For any given amount of work, there is at least one order of doing that work which is the most efficient.
If there are dependencies with the sub-tasks, then there is at least one order of doing the work that is least efficient.
For any two tasks, there may be obvious dependencies, but there may be non-obvious secondary ones as well. If one task requires speed and the other requires strength, even though they do seem to be unrelated, there could be issues like muscle fatigue or tiredness of a person if they are the same one for both tasks.
With most tasks, most of the time, you should assume there are known and unknown dependencies, which means there is very likely, almost always, a most-efficient set of orderings. Assume it is rare for this not to be the case.
For any given dependency, its effect is to reweight the effort needed for both tasks. Doing the one task first means the second one will now take a little longer. We refer to this as friction on the second task.
Like dependencies, there is obvious friction and then non-obvious friction. If you do some task and many of the lower sub-tasks take a little longer, but you don’t know why, there is some non-obvious friction happening, which indicates that there are some non-obvious dependencies involved.
All this applies heavily to software development. When building a big system, there are ways through all of the tasks that are more efficient than others. From experience, the difference is a multiplier. You could spend 3x more effort building it one way than some other way, for example. In practice, I have seen much higher multipliers, like 10x or even crazy ones like 100x.

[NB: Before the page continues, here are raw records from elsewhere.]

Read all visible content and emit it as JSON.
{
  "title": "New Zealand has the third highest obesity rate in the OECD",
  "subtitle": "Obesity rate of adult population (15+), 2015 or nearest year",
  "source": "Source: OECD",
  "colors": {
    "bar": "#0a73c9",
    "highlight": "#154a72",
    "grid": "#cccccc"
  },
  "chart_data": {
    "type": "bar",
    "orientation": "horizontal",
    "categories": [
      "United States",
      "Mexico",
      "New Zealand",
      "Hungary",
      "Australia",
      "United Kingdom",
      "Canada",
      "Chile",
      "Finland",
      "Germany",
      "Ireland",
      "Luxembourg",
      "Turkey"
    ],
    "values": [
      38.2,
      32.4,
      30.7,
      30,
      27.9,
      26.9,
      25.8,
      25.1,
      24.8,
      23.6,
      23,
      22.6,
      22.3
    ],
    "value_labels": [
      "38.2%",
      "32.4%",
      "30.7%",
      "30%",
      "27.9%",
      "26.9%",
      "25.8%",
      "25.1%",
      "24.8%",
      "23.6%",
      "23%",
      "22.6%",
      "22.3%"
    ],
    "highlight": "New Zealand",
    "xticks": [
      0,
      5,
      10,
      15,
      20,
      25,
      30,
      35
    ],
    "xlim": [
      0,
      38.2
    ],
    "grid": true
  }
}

It’s sometimes not obvious, as large projects span long periods and have many releases in between. You’d have to step back and observe the whole lifecycle of any given project to get a real sense of the damage that some more subtle types of friction have caused.
But the roots of the friction are often the same. Someone is trying to do one task that is dependent on another one before the foundational task is completed. Which means that changes to the lower task as it goes are causing extra work for the higher one.

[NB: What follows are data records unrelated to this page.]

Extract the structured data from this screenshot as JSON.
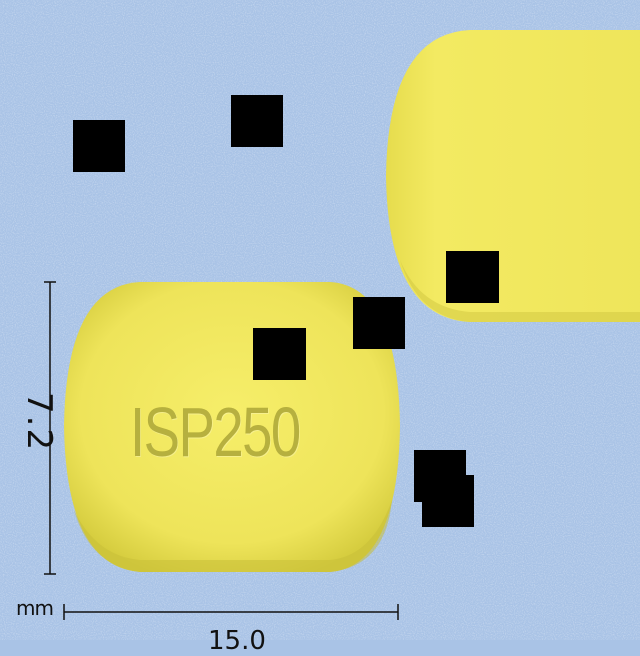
{
  "measurements": {
    "height": "7.2",
    "width": "15.0",
    "unit": "mm"
  },
  "tablet": {
    "imprint": "ISP250",
    "color": "#f1e85a",
    "shadow_color": "#c9c23a"
  },
  "background_color": "#a9c3e6"
}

We can skip over architectural discussions about height and just simply assess whether one piece of code or data depends on another piece of code or data. That is a dependency which, when handled out of order, creates friction.

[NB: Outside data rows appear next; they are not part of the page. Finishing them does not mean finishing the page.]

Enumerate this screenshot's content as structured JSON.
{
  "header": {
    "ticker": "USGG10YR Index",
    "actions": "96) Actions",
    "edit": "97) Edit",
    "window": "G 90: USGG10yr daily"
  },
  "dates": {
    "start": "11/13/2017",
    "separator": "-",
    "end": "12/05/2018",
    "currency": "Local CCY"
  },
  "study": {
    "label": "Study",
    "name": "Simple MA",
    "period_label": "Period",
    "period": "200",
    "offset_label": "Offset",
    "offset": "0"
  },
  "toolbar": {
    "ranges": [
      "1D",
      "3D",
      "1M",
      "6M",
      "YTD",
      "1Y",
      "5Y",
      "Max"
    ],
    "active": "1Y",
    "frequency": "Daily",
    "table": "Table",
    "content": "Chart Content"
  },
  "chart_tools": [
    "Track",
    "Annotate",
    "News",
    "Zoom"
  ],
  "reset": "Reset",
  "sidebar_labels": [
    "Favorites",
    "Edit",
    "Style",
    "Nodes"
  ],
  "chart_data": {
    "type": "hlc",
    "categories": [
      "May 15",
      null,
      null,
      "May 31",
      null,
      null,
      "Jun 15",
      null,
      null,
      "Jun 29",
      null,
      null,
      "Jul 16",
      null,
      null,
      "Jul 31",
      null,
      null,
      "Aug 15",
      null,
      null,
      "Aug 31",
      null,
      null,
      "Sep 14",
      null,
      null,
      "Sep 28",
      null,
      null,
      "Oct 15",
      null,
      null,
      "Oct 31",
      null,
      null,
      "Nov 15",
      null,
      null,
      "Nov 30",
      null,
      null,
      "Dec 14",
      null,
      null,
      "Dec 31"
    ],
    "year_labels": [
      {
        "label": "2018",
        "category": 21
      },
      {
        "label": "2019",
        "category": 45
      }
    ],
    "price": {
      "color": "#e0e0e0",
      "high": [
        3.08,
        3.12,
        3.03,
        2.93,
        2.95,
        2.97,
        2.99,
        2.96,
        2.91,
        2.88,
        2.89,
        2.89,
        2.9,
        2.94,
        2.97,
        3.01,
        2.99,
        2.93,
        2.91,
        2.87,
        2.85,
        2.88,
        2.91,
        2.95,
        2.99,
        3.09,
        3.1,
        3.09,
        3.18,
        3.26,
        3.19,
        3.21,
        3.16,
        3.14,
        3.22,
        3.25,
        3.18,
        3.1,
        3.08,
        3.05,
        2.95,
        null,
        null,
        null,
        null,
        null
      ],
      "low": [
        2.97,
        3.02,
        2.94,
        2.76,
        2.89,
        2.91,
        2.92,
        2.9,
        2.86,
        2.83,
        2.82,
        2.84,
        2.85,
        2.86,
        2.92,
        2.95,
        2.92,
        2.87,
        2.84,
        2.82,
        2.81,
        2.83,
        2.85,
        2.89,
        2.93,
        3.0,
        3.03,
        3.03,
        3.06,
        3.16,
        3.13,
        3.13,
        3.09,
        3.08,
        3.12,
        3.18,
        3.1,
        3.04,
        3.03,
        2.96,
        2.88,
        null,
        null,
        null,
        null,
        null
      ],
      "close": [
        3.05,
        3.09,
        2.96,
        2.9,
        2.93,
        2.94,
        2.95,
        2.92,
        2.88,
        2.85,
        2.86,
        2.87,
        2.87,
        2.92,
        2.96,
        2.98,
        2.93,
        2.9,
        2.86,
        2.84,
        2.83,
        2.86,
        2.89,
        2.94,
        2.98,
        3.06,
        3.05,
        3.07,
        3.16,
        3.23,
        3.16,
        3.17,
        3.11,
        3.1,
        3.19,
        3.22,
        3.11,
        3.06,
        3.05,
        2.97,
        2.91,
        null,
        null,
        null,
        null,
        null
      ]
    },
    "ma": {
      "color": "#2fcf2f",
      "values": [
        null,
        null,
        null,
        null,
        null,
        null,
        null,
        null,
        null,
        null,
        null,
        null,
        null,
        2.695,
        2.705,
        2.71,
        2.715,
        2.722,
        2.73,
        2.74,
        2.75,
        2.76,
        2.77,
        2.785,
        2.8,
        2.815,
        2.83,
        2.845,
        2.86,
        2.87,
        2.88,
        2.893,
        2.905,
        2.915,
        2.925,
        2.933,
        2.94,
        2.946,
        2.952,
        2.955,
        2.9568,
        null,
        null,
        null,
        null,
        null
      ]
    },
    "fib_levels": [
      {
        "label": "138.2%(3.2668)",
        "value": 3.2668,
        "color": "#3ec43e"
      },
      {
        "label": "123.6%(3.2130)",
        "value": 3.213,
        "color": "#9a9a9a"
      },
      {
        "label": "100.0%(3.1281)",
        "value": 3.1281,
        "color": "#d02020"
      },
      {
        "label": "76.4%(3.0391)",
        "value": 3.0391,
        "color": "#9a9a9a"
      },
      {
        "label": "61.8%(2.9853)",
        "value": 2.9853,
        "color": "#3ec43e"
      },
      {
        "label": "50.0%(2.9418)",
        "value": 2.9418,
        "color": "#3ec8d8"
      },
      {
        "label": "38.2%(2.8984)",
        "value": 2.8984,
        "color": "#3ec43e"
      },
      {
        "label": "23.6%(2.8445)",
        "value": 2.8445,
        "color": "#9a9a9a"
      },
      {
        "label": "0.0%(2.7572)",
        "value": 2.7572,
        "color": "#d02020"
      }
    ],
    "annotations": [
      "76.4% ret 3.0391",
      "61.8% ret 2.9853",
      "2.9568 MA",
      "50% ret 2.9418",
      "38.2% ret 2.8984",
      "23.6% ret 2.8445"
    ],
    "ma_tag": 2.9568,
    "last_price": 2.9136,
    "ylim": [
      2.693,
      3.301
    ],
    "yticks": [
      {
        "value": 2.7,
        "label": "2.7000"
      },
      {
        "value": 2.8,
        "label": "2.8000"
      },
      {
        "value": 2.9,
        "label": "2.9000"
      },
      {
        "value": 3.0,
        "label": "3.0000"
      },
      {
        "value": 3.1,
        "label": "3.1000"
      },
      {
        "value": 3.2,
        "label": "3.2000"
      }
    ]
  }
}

Overall, it always means that you should build things from the bottom up. That would always be the most efficient way of getting through the tasks. Practically, that is not always possible, at least overall, but it is often possible within thin verticals in the system. If you add a new feature, it would be most efficient to address the modelling and persistence of the data first, then gradually wire it in from there until you get to the user interface. What might have driven the need for such a feature was the user experience or their domain problems, and that analysis is needed before the coding starts, which is top/down. But then after that, you flip the order for the implementation to bottom-up, and that would be the fastest that you can make it happen.
That the order is flipped depending on the stage is counterintuitive, which is why it is so controversial. But if you work it back from the first principles above, you can see why this happens.
In development, order is important. If you do build too slowly, that spins off politics, which often starts to further degrade the order, so getting control of this is vital to getting the work out as efficiently and smoothly as possible. Most people will suggest inefficient orders, based on their own understanding, so it is better to not let it be in the hands of most people.